The Minimax algorithm is used in zero-sum games to find the maximum gain (or minimum loss) for a player, assuming that the opponent also plays optimally.

Alpha-Beta Pruning

To make the search more efficient, our implementation uses Alpha-Beta pruning. This allows ignoring branches in the search tree that cannot affect the final result.

Usage in CustomGrid

The MinimaxAgent evaluates states based on a heuristic that minimizes the distance to the goal and maximizes the distance to the ghost.

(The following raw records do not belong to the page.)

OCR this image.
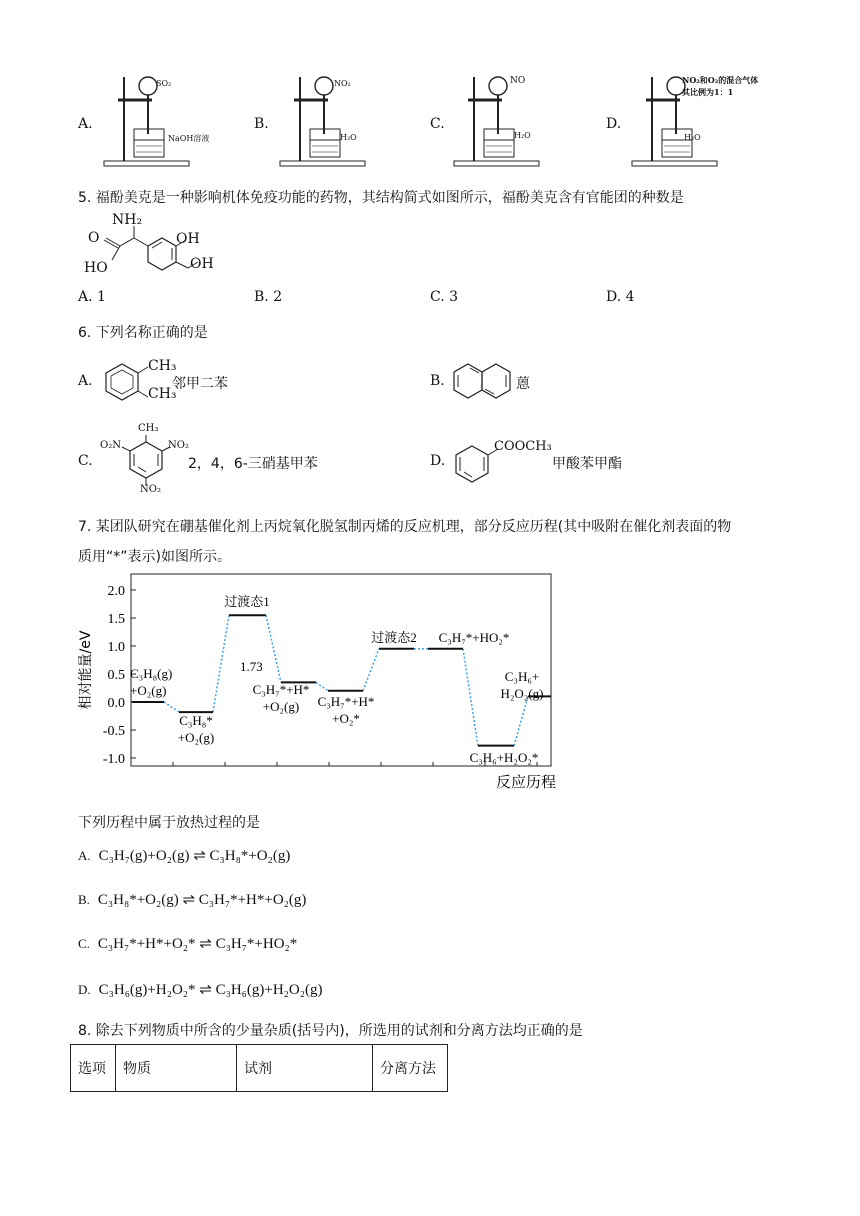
A.
SO₂
NaOH溶液
B.
NO₂
H₂O
C.
NO
H₂O
D.
NO₂和O₂的混合气体
其比例为1：1
H₂O
5. 福酚美克是一种影响机体免疫功能的药物，其结构简式如图所示，福酚美克含有官能团的种数是
NH₂
OH
OH
O
HO
A. 1	B. 2	C. 3	D. 4
6. 下列名称正确的是
A.
CH₃
CH₃
邻甲二苯	B.	蒽
C.
CH₃
O₂N	NO₂
NO₂
2，4，6-三硝基甲苯	D.
COOCH₃
甲酸苯甲酯
7. 某团队研究在硼基催化剂上丙烷氧化脱氢制丙烯的反应机理，部分反应历程(其中吸附在催化剂表面的物
质用“*”表示)如图所示。
2.0
1.5
1.0
0.5
0.0
-0.5
-1.0
C₃H₈(g) +O₂(g)
C₃H₈* +O₂(g)
过渡态1
C₃H₇*+H* +O₂(g)	C₃H₇*+H* +O₂*
过渡态2 C₃H₇*+HO₂*
C₃H₆+H₂O₂*
C₃H₆+ H₂O₂(g)
相对能量/eV
反应历程
1.73
下列历程中属于放热过程的是
A. C₃H₇(g)+O₂(g) ⇌ C₃H₈*+O₂(g)
B. C₃H₈*+O₂(g) ⇌ C₃H₇*+H*+O₂(g)
C. C₃H₇*+H*+O₂* ⇌ C₃H₇*+HO₂*
D. C₃H₆(g)+H₂O₂* ⇌ C₃H₆(g)+H₂O₂(g)
8. 除去下列物质中所含的少量杂质(括号内)，所选用的试剂和分离方法均正确的是
选项	物质	试剂	分离方法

from custom_grid_env.agents.adversarial_agents import MinimaxAgent

# Initialize the agent with a search depth of 4
agent = MinimaxAgent(interface.get_action_space(), env=interface.env, depth_limit=4)

Expectimax Algorithm

In stochastic environments (like CustomGrid with slip probability), Minimax is often too pessimistic. Expectimax replaces the min nodes (or opponent nodes) with expectation nodes.

Probabilities

Expectimax calculates the weighted average of the values of all possible successor states based on the slip probability.

from custom_grid_env.agents.adversarial_agents import ExpectimaxAgent

# Initialize the Expectimax agent
agent = ExpectimaxAgent(interface.get_action_space(), env=interface.env, depth_limit=3)

Comparison

Algorithm Best Application Considers Stochasticity
Minimax Deterministic, optimal opponent No (assumes worst-case)
Expectimax Stochastic, average opponent Yes

Heuristic Function

Both agents use an internal heuristic function: - Goal reached: +10,000 - Caught by ghost: -10,000 - Distance to goal: Penalizes large distances. - Distance to ghost: Rewards safety buffers.